Stock quotes in this article: PNC , BIIB , MLNM , CMA , LNG , GBBK  

Another week of tame losses for major averages obscured the harsher fall of financials as a few key economic developments sent interest rates skyward. The lesson that banks can prosper even when rates rise was all but ignored.

For the week, The Philadelphia Stock Exchange/KBW Bank index lost 3.4%, and it's now down 4.5% for the year. That was considerably worse than the 0.1% drop in the Dow Jones Industrial Average, to 10,784.78, or the 0.3% decline in the S&P 500, which ended at 1201.6. The Nasdaq Composite lost 0.9% on the week to 2058.62.

The simple reason why the financial sector got hit is that the yield on the 10-year Treasury note rose from under 4% just over a week ago to 4.26% at the close on Friday. The big hits have come from signs that the economy is doing well, that the Fed plans to keep raising rates and that higher inflation might be brewing.

Lower-than-expected weekly jobless claims for the past two weeks took bonds down along with stronger-than-expected regional Fed surveys of activity.

In addition, Federal Reserve Chairman Alan Greenspan testified before Congress on Wednesday and Thursday that the economy was doing well and the benchmark fed funds rate was still "fairly low." That wasn't quite what the legions who were expecting that the Fed would soon put its campaign of measured interest rate hikes on hold wanted to hear.
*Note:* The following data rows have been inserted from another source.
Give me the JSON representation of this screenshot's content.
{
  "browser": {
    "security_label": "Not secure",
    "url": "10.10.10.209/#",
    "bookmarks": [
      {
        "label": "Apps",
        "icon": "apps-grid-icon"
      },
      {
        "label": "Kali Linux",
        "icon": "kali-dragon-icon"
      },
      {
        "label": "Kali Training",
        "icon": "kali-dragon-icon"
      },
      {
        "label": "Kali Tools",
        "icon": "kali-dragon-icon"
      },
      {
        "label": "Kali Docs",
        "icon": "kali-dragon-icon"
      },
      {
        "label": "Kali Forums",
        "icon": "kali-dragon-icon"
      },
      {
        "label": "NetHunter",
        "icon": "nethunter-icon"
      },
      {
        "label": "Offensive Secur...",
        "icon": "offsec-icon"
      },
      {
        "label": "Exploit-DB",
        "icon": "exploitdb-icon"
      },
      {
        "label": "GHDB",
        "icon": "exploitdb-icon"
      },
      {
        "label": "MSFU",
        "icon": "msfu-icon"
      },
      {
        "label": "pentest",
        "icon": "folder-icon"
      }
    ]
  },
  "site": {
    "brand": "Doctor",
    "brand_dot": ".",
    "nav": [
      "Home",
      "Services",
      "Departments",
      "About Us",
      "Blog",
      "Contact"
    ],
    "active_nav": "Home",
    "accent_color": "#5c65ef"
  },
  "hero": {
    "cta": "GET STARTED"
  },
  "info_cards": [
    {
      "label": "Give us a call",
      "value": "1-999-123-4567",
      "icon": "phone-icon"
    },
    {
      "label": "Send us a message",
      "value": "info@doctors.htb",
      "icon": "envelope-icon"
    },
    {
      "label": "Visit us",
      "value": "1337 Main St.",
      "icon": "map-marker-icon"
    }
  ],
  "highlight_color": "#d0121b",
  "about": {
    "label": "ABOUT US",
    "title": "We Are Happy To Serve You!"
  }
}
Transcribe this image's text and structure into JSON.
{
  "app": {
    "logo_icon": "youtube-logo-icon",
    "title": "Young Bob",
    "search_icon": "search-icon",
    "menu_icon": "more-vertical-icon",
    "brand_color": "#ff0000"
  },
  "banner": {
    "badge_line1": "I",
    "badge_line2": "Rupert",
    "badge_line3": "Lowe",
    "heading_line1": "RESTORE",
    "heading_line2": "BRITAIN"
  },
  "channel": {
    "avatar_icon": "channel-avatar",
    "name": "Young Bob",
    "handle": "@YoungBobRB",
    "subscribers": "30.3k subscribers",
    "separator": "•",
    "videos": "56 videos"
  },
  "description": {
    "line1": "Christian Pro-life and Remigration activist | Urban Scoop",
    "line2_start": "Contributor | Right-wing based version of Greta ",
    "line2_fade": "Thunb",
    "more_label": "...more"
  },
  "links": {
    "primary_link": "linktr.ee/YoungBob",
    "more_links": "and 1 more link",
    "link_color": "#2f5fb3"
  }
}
The capper came Friday, as the core producer price index showed a 0.8% rise in January, the biggest one-month jump since 1998. Lower oil prices in January, which already have reversed this month, helped bring the headline number down 0.3% for the month.

Handling the Vagaries

While a higher 10-year rate will raise the rate on home mortgages, hurting banks that rely on refinancings for the bulk of profits, most banks are considerably less specialized. And loans to commercial and industrial borrowers are just now picking up steam. Unlike most mortgage loans, most commercial loans carry a variable rate of interest, protecting the bank -- not the borrower -- when short-term yields rise.